Satnews Daily
September 30th, 2014

NOAA's New NESDIS Leader + Silver Snoopy Award


[SatNews]  He is the recipient of several awards, including from NASA the Silver Snoopy Award (1994) and...

NOAA has announced that Dr. Stephen Volz, a top official at NASA and an award-winning aerospace engineer, has been tapped to lead NOAA’s Satellite and Information Service (NESDIS).

Volz replaces Mary E. Kicza, who retired earlier this year as the NESDIS assistant administrator. Dr. Volz will assume this new role on November 2. As assistant administrator, Volz will shepherd NOAA’s programs to build and launch the next generation of environmental satellites: the Joint Polar Satellite System (JPSS) and the Geostationary Operational Environmental Satellite R-Series (GOES-R), and other missions, including the Deep Space Climate Observatory, known as DSCOVR. He’ll also manage NOAA’s current spacecraft fleet and NESDIS’ vast climate, oceanographic and geophysical data operations. Data from these NESDIS assets are used throughout NOAA, across the federal family and around the world for operational weather forecasts and climate impact assessments. In his current position at NASA, Volz manages all of the agency’s Earth science flight missions and associated activities, including 17 satellites currently operating on orbit, 12 in formulation and development, and others in the early study and design stages.

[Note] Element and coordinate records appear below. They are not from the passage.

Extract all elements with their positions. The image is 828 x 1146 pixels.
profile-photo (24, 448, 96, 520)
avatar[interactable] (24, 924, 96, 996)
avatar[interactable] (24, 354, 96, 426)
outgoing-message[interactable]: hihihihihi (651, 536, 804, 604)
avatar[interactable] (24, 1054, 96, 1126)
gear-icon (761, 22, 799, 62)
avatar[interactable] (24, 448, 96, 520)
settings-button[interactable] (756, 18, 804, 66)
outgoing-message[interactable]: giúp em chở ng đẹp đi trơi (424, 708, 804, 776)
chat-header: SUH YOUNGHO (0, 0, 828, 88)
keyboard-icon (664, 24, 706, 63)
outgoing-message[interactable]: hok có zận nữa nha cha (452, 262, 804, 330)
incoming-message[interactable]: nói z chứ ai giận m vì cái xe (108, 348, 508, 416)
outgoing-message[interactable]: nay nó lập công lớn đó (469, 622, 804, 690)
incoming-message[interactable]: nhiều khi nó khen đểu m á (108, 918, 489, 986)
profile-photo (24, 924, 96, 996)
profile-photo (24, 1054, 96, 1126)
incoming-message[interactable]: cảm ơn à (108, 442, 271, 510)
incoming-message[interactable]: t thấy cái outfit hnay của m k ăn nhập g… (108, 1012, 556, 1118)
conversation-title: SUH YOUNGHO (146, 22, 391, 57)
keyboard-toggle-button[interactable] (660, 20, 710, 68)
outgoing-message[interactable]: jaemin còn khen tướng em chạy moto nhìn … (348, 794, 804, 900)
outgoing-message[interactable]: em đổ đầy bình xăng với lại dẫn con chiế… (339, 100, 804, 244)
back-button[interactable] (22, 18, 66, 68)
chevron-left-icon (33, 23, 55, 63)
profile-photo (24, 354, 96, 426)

While at NASA, Volz was the Earth science program executive for a series of Earth science missions, including CloudSat, CALIPSO and ICESat. He led the senior review for the Earth science operating missions. Volz worked for NASA’s Goddard Space Flight Center as an instrument manager, a systems engineer and a cryogenic systems engineer on missions and instruments including the Cosmic Background Explorer (COBE). In addition to his government service, Volz worked in the private sector as a project manager and principal engineer at the Ball Aerospace Corporation, leading the design and development of the Space Infrared Telescope Facility (SIRTF) cryostat system, renamed the Spitzer Space Telescope after launch, among other projects.

Volz is a member of several professional societies, including the American Physical Society, the American Astronomical Society, the American Geophysical Union and the American Meteorological Society. He is a senior member of the Institute of Electrical and Electronics Engineers and an active member of the Geoscience and Remote Sensing Society. He is the recipient of several awards, including from NASA the Silver Snoopy Award (1994) and the Goddard Space Flight Center John Boeckel Award for Engineering Excellence (1992), and the Ball Corporation Award of Excellence (2001). Dr. Volz earned his Ph.D. in experimental condensed matter physics at the University of Illinois at Urbana-Champaign in 1986, an M.S. in physics from Illinois in 1981 and a B.S. in physics from the University of Virginia in 1980. He has more than 20 publications in peer reviewed journals.